As you prepare for Halloween festivities tonight — maybe that involves these cute DIY treats from Preston Hollow pastry chef Kristen Massad — take a moment to brush up on some of our neighborhood’s ghost stories.
In our October 2011 issue, we illuminated the creepier sides of Preston Hollow. For many of us, these are just fun stories we tell each other around this time of year. But for true believers of the supernatural, it’s much more. (Go here to read the full stories.)
Take, for instance, the pioneer spirits of Preston Road:
Claudette Brott leads the Dallas Historical Society’s annual ghost tour of famed locations such as the Adolphus Hotel Downtown. During the 1960s, her late husband lived at Preston and Waggoner just south of Royal in a house said to be haunted by pioneer spirits. At night, he’d peer out the window to see an entire family dressed in 1800s clothing sitting around a campfire. Other times, they would be making their way north on Preston, covered wagon and all.

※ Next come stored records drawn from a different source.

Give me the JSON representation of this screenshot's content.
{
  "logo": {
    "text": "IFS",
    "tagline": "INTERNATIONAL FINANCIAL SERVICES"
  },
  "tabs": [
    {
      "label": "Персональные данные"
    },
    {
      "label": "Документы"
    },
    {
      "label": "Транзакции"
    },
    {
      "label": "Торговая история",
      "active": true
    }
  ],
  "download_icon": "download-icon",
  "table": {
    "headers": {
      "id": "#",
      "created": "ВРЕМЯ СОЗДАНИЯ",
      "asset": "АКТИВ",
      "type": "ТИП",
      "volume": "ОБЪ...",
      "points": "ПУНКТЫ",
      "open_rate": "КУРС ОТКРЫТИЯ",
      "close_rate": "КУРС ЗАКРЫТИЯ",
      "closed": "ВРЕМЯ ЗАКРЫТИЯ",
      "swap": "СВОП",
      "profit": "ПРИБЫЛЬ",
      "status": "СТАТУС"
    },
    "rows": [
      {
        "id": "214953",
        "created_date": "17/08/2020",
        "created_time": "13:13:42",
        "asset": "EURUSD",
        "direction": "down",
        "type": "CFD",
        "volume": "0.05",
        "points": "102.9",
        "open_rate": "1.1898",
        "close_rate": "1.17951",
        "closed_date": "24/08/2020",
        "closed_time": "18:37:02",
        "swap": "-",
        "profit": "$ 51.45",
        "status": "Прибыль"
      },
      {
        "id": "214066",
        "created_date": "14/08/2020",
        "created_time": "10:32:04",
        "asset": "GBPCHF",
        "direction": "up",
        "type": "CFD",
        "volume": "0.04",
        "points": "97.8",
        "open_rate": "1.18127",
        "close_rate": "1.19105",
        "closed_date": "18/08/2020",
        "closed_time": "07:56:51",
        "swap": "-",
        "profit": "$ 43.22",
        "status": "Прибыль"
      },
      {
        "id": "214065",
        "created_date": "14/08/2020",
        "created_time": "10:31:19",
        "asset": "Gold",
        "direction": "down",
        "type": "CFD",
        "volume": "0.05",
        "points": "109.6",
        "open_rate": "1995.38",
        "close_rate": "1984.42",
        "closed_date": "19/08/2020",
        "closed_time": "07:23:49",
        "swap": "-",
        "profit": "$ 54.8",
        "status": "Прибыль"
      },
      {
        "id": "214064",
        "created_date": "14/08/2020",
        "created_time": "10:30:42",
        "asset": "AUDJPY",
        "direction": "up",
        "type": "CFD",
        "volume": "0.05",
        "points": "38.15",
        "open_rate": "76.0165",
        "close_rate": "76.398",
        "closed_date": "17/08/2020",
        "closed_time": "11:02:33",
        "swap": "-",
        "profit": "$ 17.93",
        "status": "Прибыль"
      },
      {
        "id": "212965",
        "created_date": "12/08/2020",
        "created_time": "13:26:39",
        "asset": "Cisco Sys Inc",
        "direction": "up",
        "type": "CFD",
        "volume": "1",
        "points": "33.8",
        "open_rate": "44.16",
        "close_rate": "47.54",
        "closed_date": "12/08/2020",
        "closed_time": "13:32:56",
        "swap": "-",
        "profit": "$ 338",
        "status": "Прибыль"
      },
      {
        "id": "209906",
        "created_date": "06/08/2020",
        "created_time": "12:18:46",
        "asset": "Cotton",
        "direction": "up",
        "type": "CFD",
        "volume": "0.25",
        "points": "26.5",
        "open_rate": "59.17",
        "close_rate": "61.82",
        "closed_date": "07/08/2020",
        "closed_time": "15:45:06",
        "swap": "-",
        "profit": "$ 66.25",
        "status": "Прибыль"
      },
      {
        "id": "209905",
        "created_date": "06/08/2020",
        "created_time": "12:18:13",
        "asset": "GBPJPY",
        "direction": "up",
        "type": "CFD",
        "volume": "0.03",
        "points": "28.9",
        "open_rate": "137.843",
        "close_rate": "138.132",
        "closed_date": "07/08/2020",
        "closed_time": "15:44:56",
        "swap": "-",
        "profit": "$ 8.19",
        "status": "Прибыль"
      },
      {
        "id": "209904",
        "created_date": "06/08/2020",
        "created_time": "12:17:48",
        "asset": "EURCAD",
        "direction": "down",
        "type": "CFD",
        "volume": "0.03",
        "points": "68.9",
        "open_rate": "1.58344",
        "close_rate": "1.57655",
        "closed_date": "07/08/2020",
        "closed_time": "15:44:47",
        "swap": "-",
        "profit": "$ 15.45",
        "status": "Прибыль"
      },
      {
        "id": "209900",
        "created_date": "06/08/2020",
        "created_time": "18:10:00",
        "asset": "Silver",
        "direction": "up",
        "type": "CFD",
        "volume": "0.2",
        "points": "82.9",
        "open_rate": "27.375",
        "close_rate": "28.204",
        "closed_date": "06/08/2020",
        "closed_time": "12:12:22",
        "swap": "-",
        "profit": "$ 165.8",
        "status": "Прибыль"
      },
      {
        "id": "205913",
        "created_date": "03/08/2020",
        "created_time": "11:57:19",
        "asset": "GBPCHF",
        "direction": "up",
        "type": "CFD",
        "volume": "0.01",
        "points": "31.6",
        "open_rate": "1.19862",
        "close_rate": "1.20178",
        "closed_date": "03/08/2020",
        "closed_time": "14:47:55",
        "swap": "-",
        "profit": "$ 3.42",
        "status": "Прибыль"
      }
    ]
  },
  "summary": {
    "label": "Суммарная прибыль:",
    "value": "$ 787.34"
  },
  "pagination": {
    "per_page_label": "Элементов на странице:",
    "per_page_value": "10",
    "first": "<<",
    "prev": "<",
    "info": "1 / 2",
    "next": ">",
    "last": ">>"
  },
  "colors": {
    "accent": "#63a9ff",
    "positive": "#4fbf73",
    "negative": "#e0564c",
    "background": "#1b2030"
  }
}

“They looked at him like he was the intruder. Then, they disappeared. I don’t doubt that that’s what it was. He was like me,” Brott says, meaning her husband was more sensitive toward seeing ghosts.
Brott says she sees them all the time, although she’s quick to point out her uncertainties about some stories passed down through the years, such as the pioneer spirits that have been reported in Far North Dallas between Belt Line and Spring Valley.
“People say they’ve seen the ghost of a man holding a lantern,” she says. “But I haven’t been able to validate that one.”
Then, there’s the ghost of Vick Clesi’s mother, who haunts his house at Stephanie and Hillcrest:
Clesi and his wife Janet were sitting at the dining room table, discussing what to do with his mother’s things. He remembers saying, “My mother wouldn’t be happy with that,” but doesn’t recall the item in question.
“Then I heard a big boom like a gun went off in the other room,” Clesi says. “It looked like a bullet had hit the sliding glass door … The outside was not cracked. It came from inside the house. It obviously was the ghost of my mother. I had never particularly believed in spirits hanging around and neither did my wife. But there’s not much doubt in my mind that that’s what was going on.”
And, who can forget the friendly spirits that hung around Olla Podrida Mall?
“You could hear them murmuring, but you couldn’t tell what they were saying,” says Vickie Francis.
For 23 years, Francis and her husband, Roger, owned a little store inside the mall called The Front Porch, making ivory carvings and sand candles. The couple has since relocated to the Fort Worth Stockyards.
“I didn’t believe in ghosts until I moved into Olla Podrida,” she says. “Now, I believe in them very strongly.”